To the Editor of The Press:
     Sir—Hearst and his papers should be driven from the face of the earth. All good citizens from this day on should refuse to buy, handle, advertise in or patronize any of Hearst’s papers.
     I would no more be seen reading or carrying a New York Journal than I would the vilest book ever published. And I look upon any person reading the New York Journal to-day, after what has happened at Buffalo, to be as much a traitor to his country as the man that shot McKinley.
     Does the New York Journal and its editor, Mr. Hearst, think that the public is such a fool that it will overlook all that has been said in the Journal against McKinley (knowing them to be lies), and the caricatures they have published of him, because he now crawls in the dirt in sham sackcloth and ashes? He can use his whole paper to praise McKinley now, but that will not atone for or undo the damage done by one line of his lies printed before. If the Journal is now telling the truth about McKinley, what a damnable liar it has been for the last four years.

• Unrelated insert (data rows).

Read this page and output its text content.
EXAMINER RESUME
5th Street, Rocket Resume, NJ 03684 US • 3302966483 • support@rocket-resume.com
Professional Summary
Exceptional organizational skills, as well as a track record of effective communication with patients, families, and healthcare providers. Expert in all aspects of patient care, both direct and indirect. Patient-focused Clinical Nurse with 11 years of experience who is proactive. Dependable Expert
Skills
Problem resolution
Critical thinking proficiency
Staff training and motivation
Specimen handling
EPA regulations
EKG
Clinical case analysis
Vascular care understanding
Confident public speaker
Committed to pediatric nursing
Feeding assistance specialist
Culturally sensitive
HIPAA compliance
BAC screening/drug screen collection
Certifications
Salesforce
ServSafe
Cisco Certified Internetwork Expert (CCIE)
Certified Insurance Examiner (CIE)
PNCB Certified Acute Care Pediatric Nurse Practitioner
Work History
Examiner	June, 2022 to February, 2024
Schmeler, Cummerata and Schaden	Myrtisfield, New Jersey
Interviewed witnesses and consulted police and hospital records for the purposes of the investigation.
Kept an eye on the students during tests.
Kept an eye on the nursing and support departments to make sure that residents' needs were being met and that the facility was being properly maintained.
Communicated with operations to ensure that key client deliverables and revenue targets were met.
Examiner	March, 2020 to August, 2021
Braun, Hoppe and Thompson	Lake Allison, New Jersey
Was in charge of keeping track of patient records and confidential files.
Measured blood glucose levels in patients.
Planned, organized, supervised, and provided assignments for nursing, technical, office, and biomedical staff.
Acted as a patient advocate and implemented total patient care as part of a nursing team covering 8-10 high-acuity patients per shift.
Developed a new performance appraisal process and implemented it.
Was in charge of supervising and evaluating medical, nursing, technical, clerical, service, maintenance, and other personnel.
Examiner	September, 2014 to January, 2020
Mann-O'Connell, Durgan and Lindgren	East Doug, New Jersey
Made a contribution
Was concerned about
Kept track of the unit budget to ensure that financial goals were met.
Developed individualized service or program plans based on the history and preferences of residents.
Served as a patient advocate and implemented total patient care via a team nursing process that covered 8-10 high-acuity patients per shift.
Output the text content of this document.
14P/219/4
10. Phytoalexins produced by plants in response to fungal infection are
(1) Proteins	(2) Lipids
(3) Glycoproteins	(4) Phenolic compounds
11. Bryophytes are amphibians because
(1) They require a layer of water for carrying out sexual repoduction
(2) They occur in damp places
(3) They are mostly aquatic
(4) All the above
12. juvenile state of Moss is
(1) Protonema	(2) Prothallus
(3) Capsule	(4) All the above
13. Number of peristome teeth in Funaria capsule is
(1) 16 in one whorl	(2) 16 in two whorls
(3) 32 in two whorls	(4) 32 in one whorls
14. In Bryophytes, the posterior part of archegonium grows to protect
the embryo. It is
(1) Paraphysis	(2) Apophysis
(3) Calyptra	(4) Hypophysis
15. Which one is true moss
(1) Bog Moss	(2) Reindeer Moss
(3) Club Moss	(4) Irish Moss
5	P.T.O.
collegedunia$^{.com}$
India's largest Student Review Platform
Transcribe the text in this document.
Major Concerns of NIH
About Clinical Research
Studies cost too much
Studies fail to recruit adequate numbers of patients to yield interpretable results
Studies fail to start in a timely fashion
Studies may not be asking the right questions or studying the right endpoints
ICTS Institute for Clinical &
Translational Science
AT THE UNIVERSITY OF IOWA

     While the police of the country have their dragnets out for Emma Goldman and men and women of her stamp, it might be well for them to begin at the seat of the trouble and banish from the country the editor of the Journal and stop the sale of his paper, the same as they would any other vile publication.
     There is an Arabian proverb which reads: He that knows not, and knows not that he knows not, is a fool. Shun him!

E. A. PRATT.     

     No. 496 Hancock street [sic], Brooklyn, Sept. 11.